Burada en yoğun deprem riski Avcılar'da, 99'da depreminde çok büyük bir yıkım oldu. Toplamı 300 kişiye yakın bir ölümüz var burada. 99 depreminden bahsediyorum. 99 depreminin merkezi Gölcük. Bu büyük depremde aslında bize ne olacağımız şu tablodaki görüntü bize durumu söylüyor. İlk darbe de büyük olacak. 99'da biz nasıl 400 kişiyi kaybettiysek bu bina stoklarımız da ondan sonra zayıfladıysa. Ki zayıfladı nereden biliyoruz 99'da yıkılmayan bir caminin minaresi mesela 4.8'lik bir deprem oldu. Yanlış hatırlamıyorsam orada Avcılar'ın camisi yıkıldı. Neden? Sarsıntı gördüğü için zayıfladı.
Şu an İstanbul'un yapı stoklarında sıkıntı var. Biz bunu görebiliyoruz. Ne oldu? Kartal'da yıkılan bir bana oldu. Hatta hatırlayın hiçbir şey yokken yıkılan bir bina oldu.
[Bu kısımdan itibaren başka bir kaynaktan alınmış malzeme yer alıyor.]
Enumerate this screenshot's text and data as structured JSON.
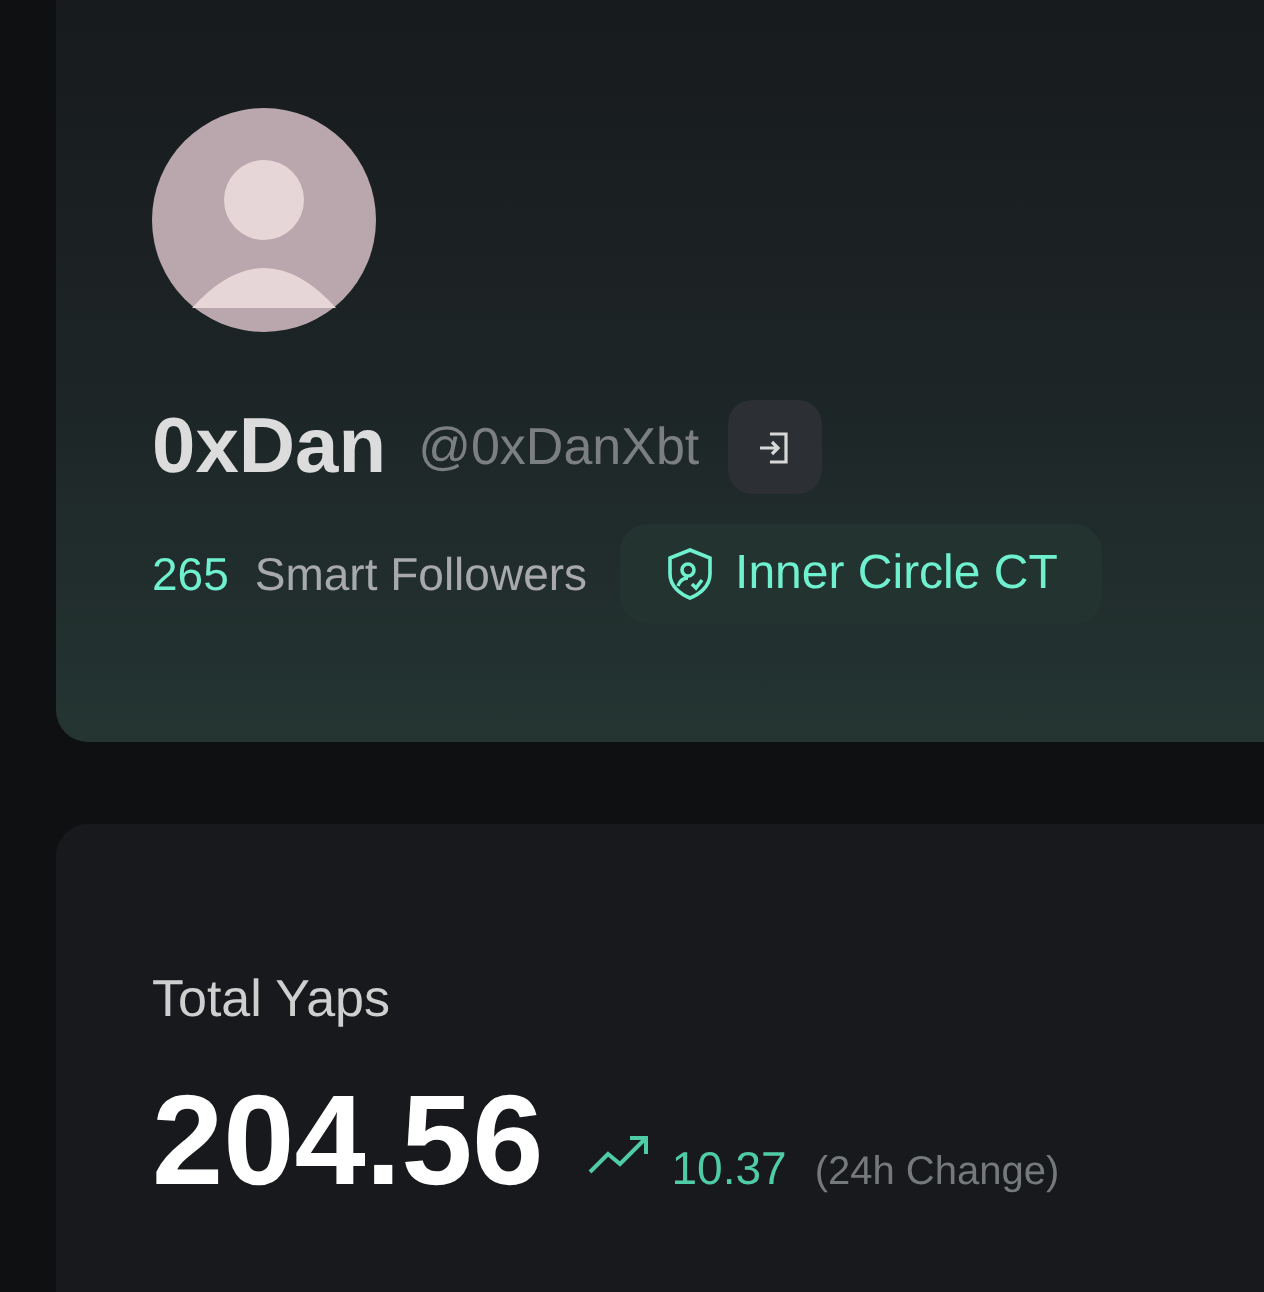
{
  "profile": {
    "name": "0xDan",
    "handle": "@0xDanXbt",
    "smart_followers_count": "265",
    "smart_followers_label": "Smart Followers",
    "badge": "Inner Circle CT"
  },
  "total_yaps": {
    "label": "Total Yaps",
    "value": "204.56",
    "change": "10.37",
    "increase": true,
    "change_period": "(24h Change)"
  }
}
Pek çok birçok hikaye var. Şimdi bunu çıkarıyoruz. 99 gibi bir deprem İstanbul'un beklenen depremidir. Bir daha öyle bir deprem olmadı. Olursa başımıza ne geleceğinin hesabını yapmamız lazım. Şimdi ben buna şunu söylüyorum. Bu yüz yılın gafletinden bir uyanışa geçebilecek miyiz? Diğer illerde aynı şekilde sorunla karşı kaşıya. Bunun belki bir çözümü İstanbul'daki nüfusu geriye pompalamak. Bu planlıca olacak. Bu bir fırsat. Bu bir stratejik hata. Bütün her şeyi bu bölgeye yığdık. Şimdi biz 6 Şubat'ta Kahramanmaraş merkezli büyük bir depremin olacağını bilseydik. Ne yapardık, herhalde kentleri boşaltırdık. Oralara yerleşmezdik. Peki, farkı ne? Burada da 6 Şubat'ta olduğu gibi diyelim ki 6 Kasım'da deprem oldu. Allah korusun ama bu olacak.
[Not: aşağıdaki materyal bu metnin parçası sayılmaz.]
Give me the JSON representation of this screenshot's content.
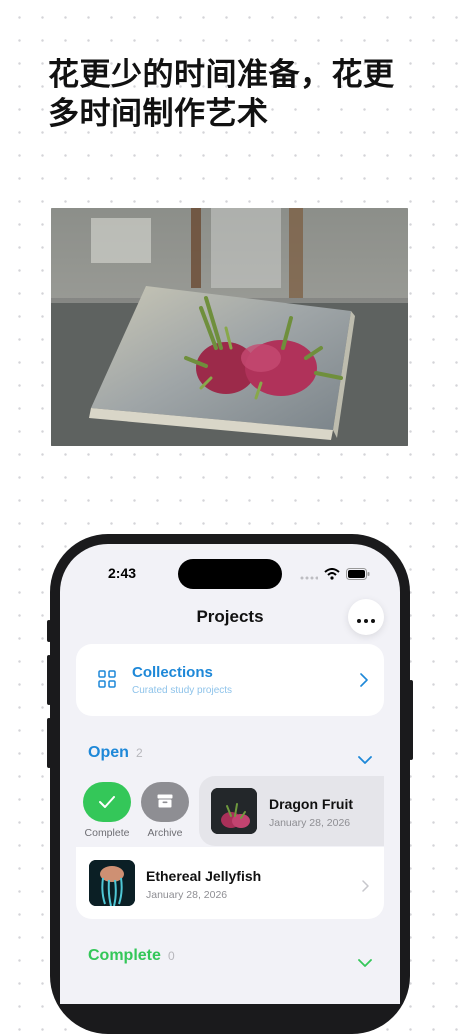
{
  "headline": "花更少的时间准备，花更多时间制作艺术",
  "status_bar": {
    "time": "2:43"
  },
  "nav": {
    "title": "Projects"
  },
  "collections": {
    "title": "Collections",
    "subtitle": "Curated study projects"
  },
  "sections": {
    "open": {
      "label": "Open",
      "count": "2"
    },
    "complete": {
      "label": "Complete",
      "count": "0"
    }
  },
  "swipe_actions": {
    "complete_label": "Complete",
    "archive_label": "Archive"
  },
  "projects": [
    {
      "title": "Dragon Fruit",
      "date": "January 28, 2026"
    },
    {
      "title": "Ethereal Jellyfish",
      "date": "January 28, 2026"
    }
  ],
  "colors": {
    "accent_blue": "#1e88d8",
    "accent_green": "#34c759",
    "archive_gray": "#8e8e93"
  },
  "icons": [
    "grid-icon",
    "chevron-right-icon",
    "chevron-down-icon",
    "ellipsis-icon",
    "checkmark-icon",
    "archive-box-icon",
    "wifi-icon",
    "battery-icon",
    "signal-icon"
  ]
}
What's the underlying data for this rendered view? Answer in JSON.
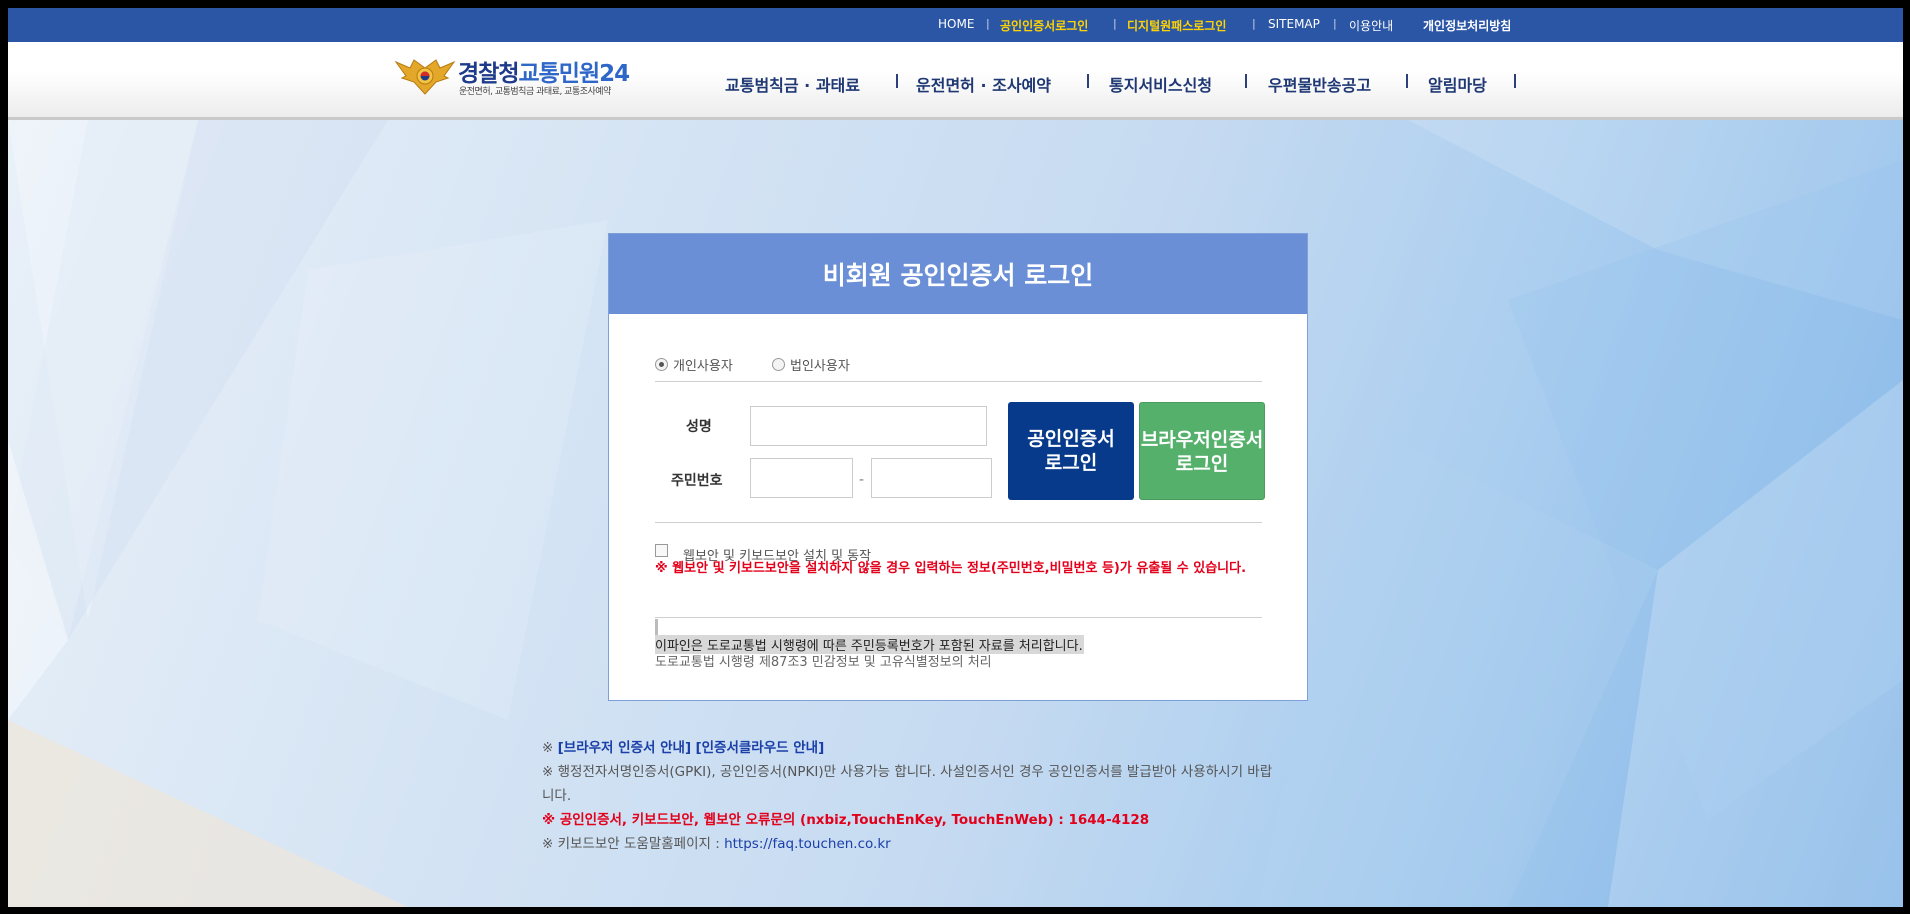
{
  "topbar": {
    "home": "HOME",
    "cert_login": "공인인증서로그인",
    "digital_pass_login": "디지털원패스로그인",
    "sitemap": "SITEMAP",
    "usage_guide": "이용안내",
    "privacy_policy": "개인정보처리방침",
    "separator": "|"
  },
  "header": {
    "logo_title_main": "경찰청",
    "logo_title_accent": "교통민원24",
    "logo_subtitle": "운전면허, 교통범칙금 과태료, 교통조사예약",
    "nav": [
      {
        "label": "교통범칙금 · 과태료"
      },
      {
        "label": "운전면허 · 조사예약"
      },
      {
        "label": "통지서비스신청"
      },
      {
        "label": "우편물반송공고"
      },
      {
        "label": "알림마당"
      }
    ]
  },
  "login": {
    "title": "비회원 공인인증서 로그인",
    "radio_personal": "개인사용자",
    "radio_corporate": "법인사용자",
    "name_label": "성명",
    "ssn_label": "주민번호",
    "ssn_separator": "-",
    "name_value": "",
    "ssn_front_value": "",
    "ssn_back_value": "",
    "cert_button_line1": "공인인증서",
    "cert_button_line2": "로그인",
    "browser_button_line1": "브라우저인증서",
    "browser_button_line2": "로그인",
    "security_checkbox_label": "웹보안 및 키보드보안 설치 및 동작",
    "security_checked": false,
    "security_warning": "※ 웹보안 및 키보드보안을 설치하지 않을 경우 입력하는 정보(주민번호,비밀번호 등)가 유출될 수 있습니다.",
    "notice_highlight": "이파인은 도로교통법 시행령에 따른 주민등록번호가 포함된 자료를 처리합니다.",
    "notice_sub": "도로교통법 시행령 제87조3 민감정보 및 고유식별정보의 처리"
  },
  "footer_notes": {
    "mark": "※",
    "browser_cert_guide": "[브라우저 인증서 안내]",
    "cert_cloud_guide": "[인증서클라우드 안내]",
    "usable_certs_line1": "※ 행정전자서명인증서(GPKI), 공인인증서(NPKI)만 사용가능 합니다. 사설인증서인 경우 공인인증서를 발급받아 사용하시기 바랍",
    "usable_certs_line2": "니다.",
    "error_inquiry": "※ 공인인증서, 키보드보안, 웹보안 오류문의 (nxbiz,TouchEnKey, TouchEnWeb) : 1644-4128",
    "keyboard_help_prefix": "※ 키보드보안 도움말홈페이지 : ",
    "keyboard_help_url": "https://faq.touchen.co.kr"
  },
  "colors": {
    "topbar": "#2b55a5",
    "highlight_yellow": "#ffd400",
    "login_header": "#6a8fd6",
    "cert_button": "#083a8c",
    "browser_button": "#55b06c",
    "warning_red": "#e3001b"
  }
}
O zaman bizim ne yapmamız lazım? Maraş depremi beklediğimizin 5 katı büyük oldu. O yüzden bu deprem geliyor ve olacak. Geçmişte de olmuş. Şimdi biz bu havzayı nasıl ayakta tutacağız. Nasıl sahip çıkacağız onu konuşacağız. Her 500 yılda bir bu coğrafyada çok büyük bir deprem olacak. O büyüklükte deprem olmadı. Ama olacak. Yani biz şimdi iyi niyetle "şu an olmaz" diyoruz.
Böyle bir yok. Bu sarı renkli harita nüfusun yoğun olduğu yerler. Zeytinburnu'ndan Büyükçekmece'ye kadar 5 milyon kişi yaşıyor. Bunlar çok büyük nüfuslu ilçelerimiz. Ve bu nüfus zayıf zemin koşullarında yapılıyor. En büyük yıkımız Avcılar'daydı. En sıkıntılı zemin, Fatih, Zeytinburnu, Bakırköy, Beylikdüzü, Büyükçekmece'ye kadar. Bu zeminin sıkıntısı şu bu zemin eriyor. Yukardaki yağmur suyu, yüzeysel sular zemini eritiyor. Bazı maddelerde o bozuklara doğru göçüyor. Bu sefer fiziksel çözülmeler başlıyor. Ve siz üstte uyurken altınız boşalıyor. Orada ki deprem sırasında dalga geldiği zaman dalganın genliği büyüyor. Dalga orada daha büyük hasara neden oluyor.
Adalar ise sert kayalar üzerinde oturduğu için sağlam. Üsküdar'da sağlam bir zeminde. Bir de şöyle bir şey var. Marmara Denizi henüz daha açılmamışken büyük bir nehir gelmiş ve Kilyos'a doğru delta şeklinde alüvyonlarını bırakmış. Buraları çürütmüş. Yer yer yamalarını bırakmış. Karadeniz kıyılarının sağlam olduğu doğru. Ama her yeri değil tabii. Zayıf yerler var bir de zayıf yapılar var.